CH : Juste beaucoup de potins à son sujet.

GC : Ouais. Ce ne sont que des potins, et ce sont toutes des rumeurs qui, je pense, n’ont jamais été vraiment prouvées.

CH : Lorsque son père est décédé d’un cancer du poumon en 1987 et que Lee Kun-Hee est devenu le nouveau président de Samsung, les dirigeants de l’entreprise étaient.. inquiets.

GC : Ils pensaient qu’il ne serait.. pas un si grand leader. Donc, même B.C. Lee, avant de mourir, il avait en fait prédit que Samsung s’effondrerait, qu’il s’effondrerait.

CH : Pas beaucoup de confiance en vos enfants. (des rires)

GC : Non, non, non.

CH : Pour être juste envers Lee Kun-Hee, Samsung n’était pas en grande forme lorsqu’il est tombé entre ses mains. Il avait fait de grands progrès dans le secteur de l’électronique au cours des années 1970, mais à l’échelle mondiale, il ne suivait toujours pas ses concurrents. Et quand Lee Kun-Hee a finalement compris que Samsung prenait du retard, il a été confronté à un problème plus grave.

GC : Ses dirigeants ne l’écoutaient pas. Ils le soufflaient. Ils l’ont appelé un héritier chanceux. Ils l’ont appelé ce gamin riche qui ne connaît pas vraiment les affaires. Donc, Lee Kun-Hee, le nouveau président, il veut vraiment faire ses preuves. Il veut montrer qu’il a ce qu’il faut, qu’il a ce qu’il faut et qu’il veut s’établir comme un dirigeant sérieux de cette entreprise.

CH : Alors, il a ordonné qu’une série d’enregistrements vidéo secrets soit faite dans ses propres usines. Et ce qu’il a vu était terrible. Par exemple, dans une vidéo, les couvercles des machines à laver Samsung étaient trop grands.

GC : Donc, au lieu de restructurer le processus de l’usine pour s’assurer que ce sont des machines de meilleure qualité, les travailleurs de l’usine passeraient tout ce temps à se raser un peu, à prendre juste un petit couteau et à en raser une partie, puis ils allaient le vendre, puis, bien sûr, ils recevaient des plaintes concernant des produits défectueux. Le président Lee s’est rendu compte, et c’est dans ses écrits, que non seulement c’est vraiment mauvais pour l’entreprise, mais il appelle cela un cancer.
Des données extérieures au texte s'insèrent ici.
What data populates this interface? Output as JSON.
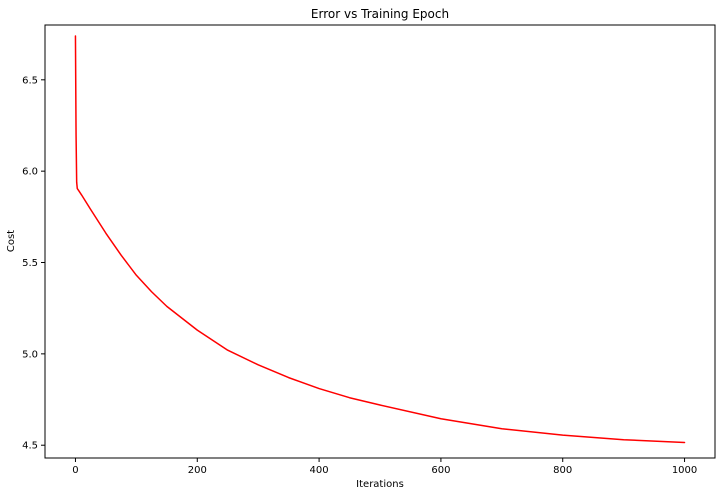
{
  "chart_data": {
    "type": "line",
    "title": "Error vs Training Epoch",
    "xlabel": "Iterations",
    "ylabel": "Cost",
    "xlim": [
      -50,
      1050
    ],
    "ylim": [
      4.43,
      6.8
    ],
    "xticks": [
      0,
      200,
      400,
      600,
      800,
      1000
    ],
    "yticks": [
      4.5,
      5.0,
      5.5,
      6.0,
      6.5
    ],
    "xtick_labels": [
      "0",
      "200",
      "400",
      "600",
      "800",
      "1000"
    ],
    "ytick_labels": [
      "4.5",
      "5.0",
      "5.5",
      "6.0",
      "6.5"
    ],
    "grid": false,
    "color": "#ff0000",
    "series": [
      {
        "x": [
          0,
          1,
          2,
          3,
          5,
          10,
          25,
          50,
          75,
          100,
          125,
          150,
          200,
          250,
          300,
          350,
          400,
          450,
          500,
          600,
          700,
          800,
          900,
          1000
        ],
        "values": [
          6.74,
          6.2,
          5.94,
          5.905,
          5.895,
          5.87,
          5.79,
          5.66,
          5.54,
          5.43,
          5.34,
          5.26,
          5.13,
          5.02,
          4.94,
          4.87,
          4.81,
          4.76,
          4.72,
          4.645,
          4.59,
          4.555,
          4.53,
          4.515
        ]
      }
    ]
  }
}
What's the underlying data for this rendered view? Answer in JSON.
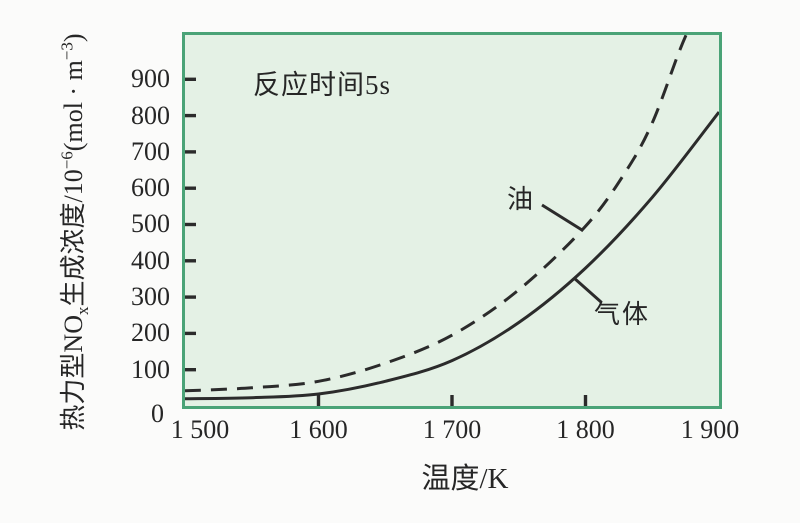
{
  "figure": {
    "annotation": "反应时间5s",
    "x_axis": {
      "title": "温度/K",
      "tick_labels": [
        "1 500",
        "1 600",
        "1 700",
        "1 800",
        "1 900"
      ],
      "tick_values": [
        1500,
        1600,
        1700,
        1800,
        1900
      ]
    },
    "y_axis": {
      "zero_label": "0",
      "tick_labels": [
        "100",
        "200",
        "300",
        "400",
        "500",
        "600",
        "700",
        "800",
        "900"
      ],
      "tick_values": [
        100,
        200,
        300,
        400,
        500,
        600,
        700,
        800,
        900
      ],
      "title_parts": [
        {
          "t": "热力型NO"
        },
        {
          "t": "x",
          "s": "sub"
        },
        {
          "t": "生成浓度/10"
        },
        {
          "t": "−6",
          "s": "sup"
        },
        {
          "t": "(mol · m"
        },
        {
          "t": "−3",
          "s": "sup"
        },
        {
          "t": ")"
        }
      ]
    }
  },
  "chart_data": {
    "type": "line",
    "title": "",
    "xlabel": "温度/K",
    "ylabel": "热力型NOx生成浓度/10−6(mol·m−3)",
    "annotation": "反应时间5s",
    "xlim": [
      1500,
      1900
    ],
    "ylim": [
      0,
      1022
    ],
    "x_ticks": [
      1500,
      1600,
      1700,
      1800,
      1900
    ],
    "y_ticks": [
      0,
      100,
      200,
      300,
      400,
      500,
      600,
      700,
      800,
      900
    ],
    "grid": false,
    "legend_position": "inline labels with leader lines",
    "series": [
      {
        "name": "油",
        "line_style": "dashed",
        "points": [
          [
            1500,
            42
          ],
          [
            1550,
            50
          ],
          [
            1600,
            68
          ],
          [
            1650,
            118
          ],
          [
            1700,
            195
          ],
          [
            1750,
            320
          ],
          [
            1800,
            495
          ],
          [
            1830,
            645
          ],
          [
            1850,
            780
          ],
          [
            1870,
            975
          ],
          [
            1880,
            1060
          ]
        ]
      },
      {
        "name": "气体",
        "line_style": "solid",
        "points": [
          [
            1500,
            20
          ],
          [
            1550,
            23
          ],
          [
            1600,
            33
          ],
          [
            1650,
            68
          ],
          [
            1700,
            125
          ],
          [
            1750,
            230
          ],
          [
            1800,
            380
          ],
          [
            1850,
            575
          ],
          [
            1900,
            810
          ]
        ]
      }
    ]
  },
  "colors": {
    "frame": "#4aa377",
    "plot_bg": "#e4f1e5",
    "curve": "#2b2b2b",
    "text": "#262626",
    "page_bg": "#fbfbfa"
  }
}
Il dit que les produits défectueux sont un cancer et que c’est un acte criminel contre l’entreprise de libérer un produit défectueux.

CH : Lee Kun-hee, qui étudiait à l’époque la fabrication efficace en Allemagne, a appelé un groupe de dirigeants de Samsung. Il a insisté pour qu’ils enregistrent l’appel, puis s’est mis à crier dans le téléphone pendant une heure. Cain dit que Samsung a joué cette tirade sur les haut-parleurs de ses bâtiments pendant des années, comme un discours d’encouragement très agressif pour les employés.
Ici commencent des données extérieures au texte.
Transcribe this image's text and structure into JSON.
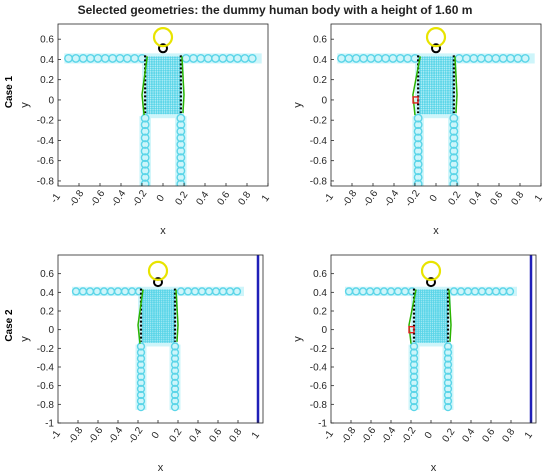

Ensuite, Lee Kun-hee a dit à ses dirigeants de monter dans un avion. Ils avaient 24 heures pour se rendre à Francfort.

GC : Donc, ils se présentent tous. Et puis personne ne sait ce qui va se passer exactement, mais ils entrent tous, et ils s’assoient dans cette salle de conférence, et il entre, et il y a cet air lourd dans la pièce. Tout le monde sait que quelque chose ne va pas. Puis il s’assied sur le podium, puis tout à coup il leur crie dessus. Il libère cette colère.

CH : Pendant huit heures, sans interruption, Lee Kun-Hee a habillé les hauts dirigeants de Samsung dans une fureur crachante.

GC : Leur dire quel travail terrible ils ont fait et comment ils doivent tout changer. Ils doivent repenser cette entreprise, repenser qui ils sont, repenser ce que signifie être un Samsung Man, puis il leur laisse ce conseil, que vous devez tout changer sauf votre femme et vos enfants. Il dit que si vous produisez un produit défectueux trois fois, vous démissionnerez. Donc, tout le monde est paniqué, et ils se rendent compte qu’ils ne peuvent pas arrêter de l’ignorer, et en fait, ils doivent bouger.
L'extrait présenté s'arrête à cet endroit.